Idées reçues et truismes
Commonplaces and truisms

Il y a quelques jours, écoutant par hasard la radio dans ma voiture, j’ai entendu un journaliste interroger sur le jeu de société la responsable de l’exposition Kidexpo, qui se tient en ce moment à Paris. Ses réponses étaient impressionnantes de suffisance, d’inconsistance et de méconnaissance du sujet. En effet, elle ne faisait que reprendre un certain nombre d’idées reçues fausses ou simplistes, et montrait une ignorance crasse aussi bien de ce que sont aujourd’hui le marché et le milieu du jeu que des rares réflexions qui ont été menées sur le sujet par les sociologues ou philosophes, ou même simplement pas les joueurs.
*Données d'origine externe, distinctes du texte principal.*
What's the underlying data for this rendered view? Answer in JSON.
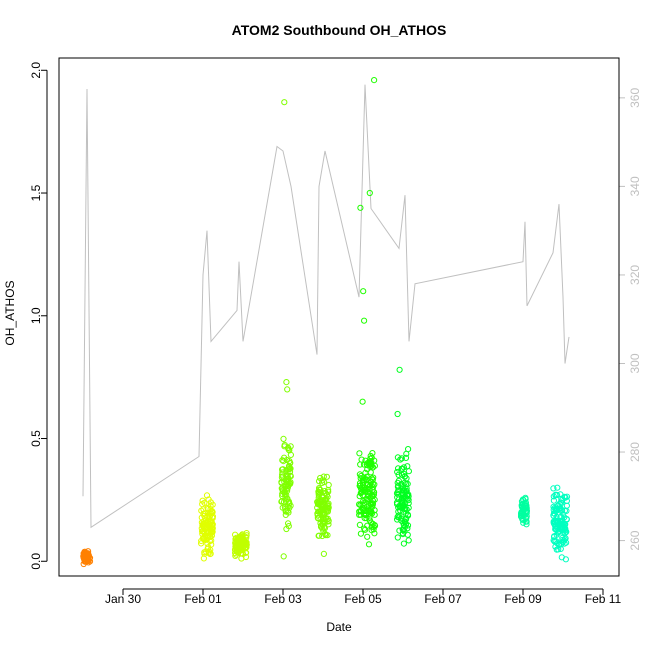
{
  "chart_data": {
    "type": "scatter",
    "title": "ATOM2 Southbound OH_ATHOS",
    "xlabel": "Date",
    "ylabel": "OH_ATHOS",
    "x_ticks": [
      "Jan 30",
      "Feb 01",
      "Feb 03",
      "Feb 05",
      "Feb 07",
      "Feb 09",
      "Feb 11"
    ],
    "x_tick_days": [
      30,
      32,
      34,
      36,
      38,
      40,
      42
    ],
    "xlim_days": [
      28.4,
      42.4
    ],
    "y_ticks": [
      "0.0",
      "0.5",
      "1.0",
      "1.5",
      "2.0"
    ],
    "ylim": [
      -0.06,
      2.05
    ],
    "y2_ticks": [
      "260",
      "280",
      "300",
      "320",
      "340",
      "360"
    ],
    "y2lim": [
      252,
      369
    ],
    "grid": false,
    "colors": {
      "axis": "#000000",
      "secondary": "#c0c0c0"
    },
    "series": [
      {
        "start_day": 29.0,
        "end_day": 29.18,
        "y_min": -0.02,
        "y_max": 0.05,
        "color": "#ff8000",
        "outliers": []
      },
      {
        "start_day": 31.95,
        "end_day": 32.25,
        "y_min": -0.02,
        "y_max": 0.3,
        "color": "#e0ff00",
        "outliers": []
      },
      {
        "start_day": 32.8,
        "end_day": 33.1,
        "y_min": 0.0,
        "y_max": 0.14,
        "color": "#c0ff00",
        "outliers": []
      },
      {
        "start_day": 33.95,
        "end_day": 34.2,
        "y_min": 0.1,
        "y_max": 0.55,
        "color": "#80ff00",
        "outliers": [
          0.02,
          0.7,
          0.73,
          1.87
        ]
      },
      {
        "start_day": 34.85,
        "end_day": 35.15,
        "y_min": 0.06,
        "y_max": 0.38,
        "color": "#80ff00",
        "outliers": [
          0.03
        ]
      },
      {
        "start_day": 35.9,
        "end_day": 36.3,
        "y_min": 0.02,
        "y_max": 0.52,
        "color": "#20ff00",
        "outliers": [
          0.65,
          0.98,
          1.1,
          1.44,
          1.5,
          1.96
        ]
      },
      {
        "start_day": 36.85,
        "end_day": 37.15,
        "y_min": -0.03,
        "y_max": 0.5,
        "color": "#00ff20",
        "outliers": [
          0.6,
          0.78
        ]
      },
      {
        "start_day": 39.95,
        "end_day": 40.1,
        "y_min": 0.12,
        "y_max": 0.3,
        "color": "#00ffa0",
        "outliers": []
      },
      {
        "start_day": 40.75,
        "end_day": 41.1,
        "y_min": -0.02,
        "y_max": 0.33,
        "color": "#00ffc0",
        "outliers": []
      }
    ],
    "secondary_line": {
      "color": "#c0c0c0",
      "y2_axis": true,
      "points": [
        [
          29.0,
          270
        ],
        [
          29.1,
          362
        ],
        [
          29.2,
          263
        ],
        [
          31.9,
          279
        ],
        [
          32.0,
          320
        ],
        [
          32.1,
          330
        ],
        [
          32.2,
          305
        ],
        [
          32.85,
          312
        ],
        [
          32.9,
          323
        ],
        [
          33.0,
          305
        ],
        [
          33.85,
          349
        ],
        [
          34.0,
          348
        ],
        [
          34.2,
          340
        ],
        [
          34.85,
          302
        ],
        [
          34.9,
          340
        ],
        [
          35.05,
          348
        ],
        [
          35.9,
          315
        ],
        [
          36.05,
          363
        ],
        [
          36.2,
          335
        ],
        [
          36.9,
          326
        ],
        [
          37.05,
          338
        ],
        [
          37.15,
          305
        ],
        [
          37.3,
          318
        ],
        [
          40.0,
          323
        ],
        [
          40.05,
          332
        ],
        [
          40.1,
          313
        ],
        [
          40.75,
          325
        ],
        [
          40.9,
          336
        ],
        [
          41.0,
          315
        ],
        [
          41.05,
          300
        ],
        [
          41.15,
          306
        ]
      ]
    }
  }
}
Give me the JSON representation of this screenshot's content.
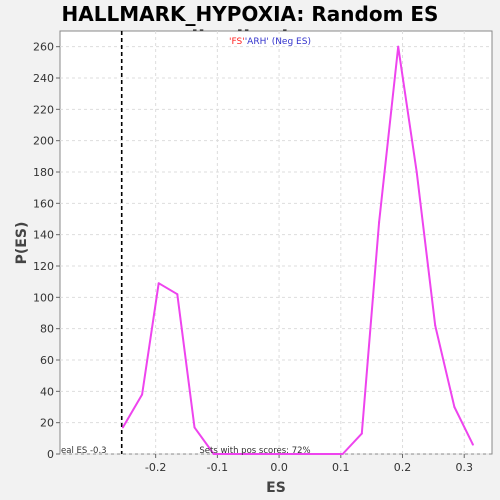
{
  "chart_data": {
    "type": "line",
    "title": "HALLMARK_HYPOXIA: Random ES distribution",
    "xlabel": "ES",
    "ylabel": "P(ES)",
    "xlim": [
      -0.355,
      0.345
    ],
    "ylim": [
      0,
      270
    ],
    "x_ticks": [
      "-0.2",
      "-0.1",
      "0.0",
      "0.1",
      "0.2",
      "0.3"
    ],
    "x_tick_values": [
      -0.2,
      -0.1,
      0.0,
      0.1,
      0.2,
      0.3
    ],
    "y_ticks": [
      "0",
      "20",
      "40",
      "60",
      "80",
      "100",
      "120",
      "140",
      "160",
      "180",
      "200",
      "220",
      "240",
      "260"
    ],
    "y_tick_values": [
      0,
      20,
      40,
      60,
      80,
      100,
      120,
      140,
      160,
      180,
      200,
      220,
      240,
      260
    ],
    "grid": true,
    "series": [
      {
        "x": [
          -0.253,
          -0.222,
          -0.195,
          -0.165,
          -0.137,
          -0.106,
          -0.077,
          0.103,
          0.134,
          0.162,
          0.193,
          0.223,
          0.253,
          0.284,
          0.314
        ],
        "y": [
          17,
          38,
          109,
          102,
          17,
          0,
          0,
          0,
          13,
          148,
          260,
          180,
          82,
          30,
          6
        ],
        "color": "#ee44ee"
      }
    ],
    "real_es": -0.255,
    "real_es_label": "eal ES -0.3",
    "pos_scores_label": "Sets with pos scores: 72%",
    "legend_parts": [
      {
        "text": "'FS'",
        "color": "#ff2222"
      },
      {
        "text": "'ARH' (Neg ES)",
        "color": "#3333cc"
      }
    ]
  }
}
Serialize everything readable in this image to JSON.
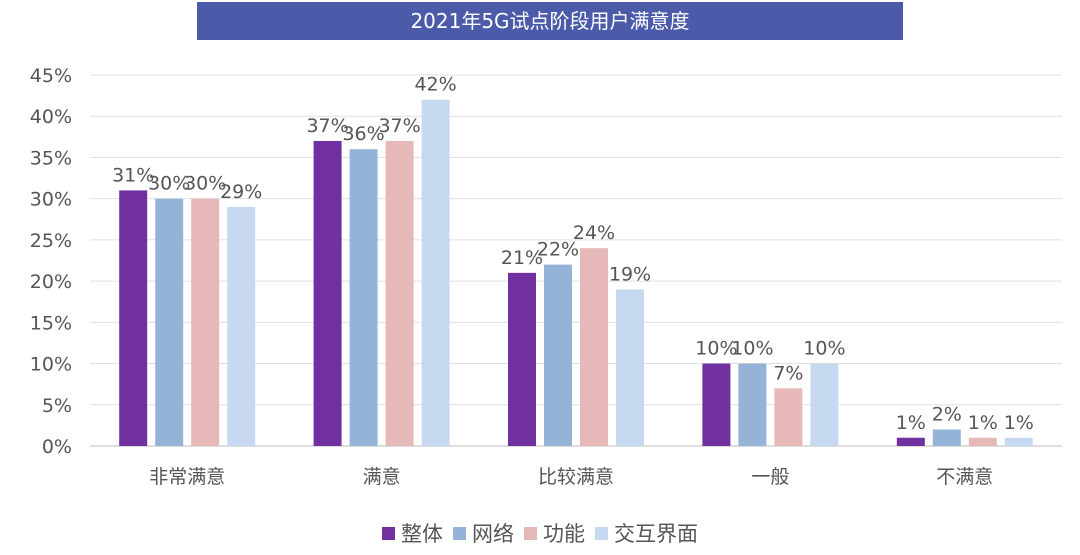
{
  "chart_data": {
    "type": "bar",
    "title": "2021年5G试点阶段用户满意度",
    "categories": [
      "非常满意",
      "满意",
      "比较满意",
      "一般",
      "不满意"
    ],
    "series": [
      {
        "name": "整体",
        "color": "#7030A0",
        "values": [
          31,
          37,
          21,
          10,
          1
        ]
      },
      {
        "name": "网络",
        "color": "#95B3D7",
        "values": [
          30,
          36,
          22,
          10,
          2
        ]
      },
      {
        "name": "功能",
        "color": "#E6B9B8",
        "values": [
          30,
          37,
          24,
          7,
          1
        ]
      },
      {
        "name": "交互界面",
        "color": "#C6D9F1",
        "values": [
          29,
          42,
          19,
          10,
          1
        ]
      }
    ],
    "ylim": [
      0,
      45
    ],
    "yticks": [
      "0%",
      "5%",
      "10%",
      "15%",
      "20%",
      "25%",
      "30%",
      "35%",
      "40%",
      "45%"
    ],
    "grid": true,
    "legend": "bottom",
    "xlabel": "",
    "ylabel": ""
  }
}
J’ai donc décidé de détruire ici quelques unes de ces idées fausses, même si je sais bien que l’audience de mon blog n’est pas grand chose en comparaison de celle de France Inter.

Idée fausse n°1 : le jeu, c’est d’abord pour les enfants.

Certes, les adultes consacrent moins de temps à jouer que les enfants, sans doute parce qu’ils en perdent plus à travailler et à discuter, mais cela ne signifie en rien que le jeu soit une activité spécifiquement enfantine. Le jeu, qui permet de se réfugier quelques temps dans un univers aux règles simples et arbitraires, est tout autant nécessaire aux adultes. Peut-être parce que notre société devient chaque jour plus complexe et moins compréhensible, les adultes jouent de plus en plus. Le marché du jeu pour adultes, que ce soit sous forme de jeu vidéo ou de jeu de société, est celui qui se développe le plus rapidement, et beaucoup des jeux rangés dans la catégorie enfants, comme par exemple Jungle Speed ou Dobble, sont au moins autant joués par des adultes. Et je ne parle pas des jeux vidéos, avec tous les articles sur le danger des jeux en réseau pour les adolescents, alors que la moyenne d’âge des joueurs de WoW est au delà de trente ans.

Idée fausse n°2 : les jeux en ligne sont en train de tuer le jeu de société.

Vu le développement des jeux en réseau depuis une dizaine d’année, s’ils avaient vraiment entrepris de tuer le jeu de société, ce dernier serait mort depuis longtemps, or il se porte plutôt bien. Loin de tuer le jeu de société, les jeux de rôles dans les années quatre-vingt, les jeux de cartes à collectionner dans les années quatre-vingt-dix, le renouveau du poker et les jeux informatiques aujourd’hui, lui ont amené de nouveaux adeptes. En effet, toutes ces nouvelles formes de jeu ont permis à beaucoup de réaliser que le jeu n’était pas une activité réservée aux enfants. Toutes les études de marché montrent que les gros consommateurs de jeux de société et de jeux informatiques sont assez largement les mêmes personnes. Comme ce sont les mêmes qui consomment aussi de la bande dessinée, de la littérature et des séries télé, on peut se demander s’il leur reste du temps pour travailler, mais c’est une autre question.
Les mondes du jeu informatique et du jeu de société sont d’ailleurs très proches. Beaucoup d’auteurs et d’éditeurs s’intéressent aux deux domaines, et les passages de l’un à l’autre ne sont pas rares. L’un des plus amusants est sans doute le bon vieux chamboultou des foires, devenu Angry Birds sur nos téléphones, avant de revenir en jeu de société, comme si l’on réinventait le chamboultou.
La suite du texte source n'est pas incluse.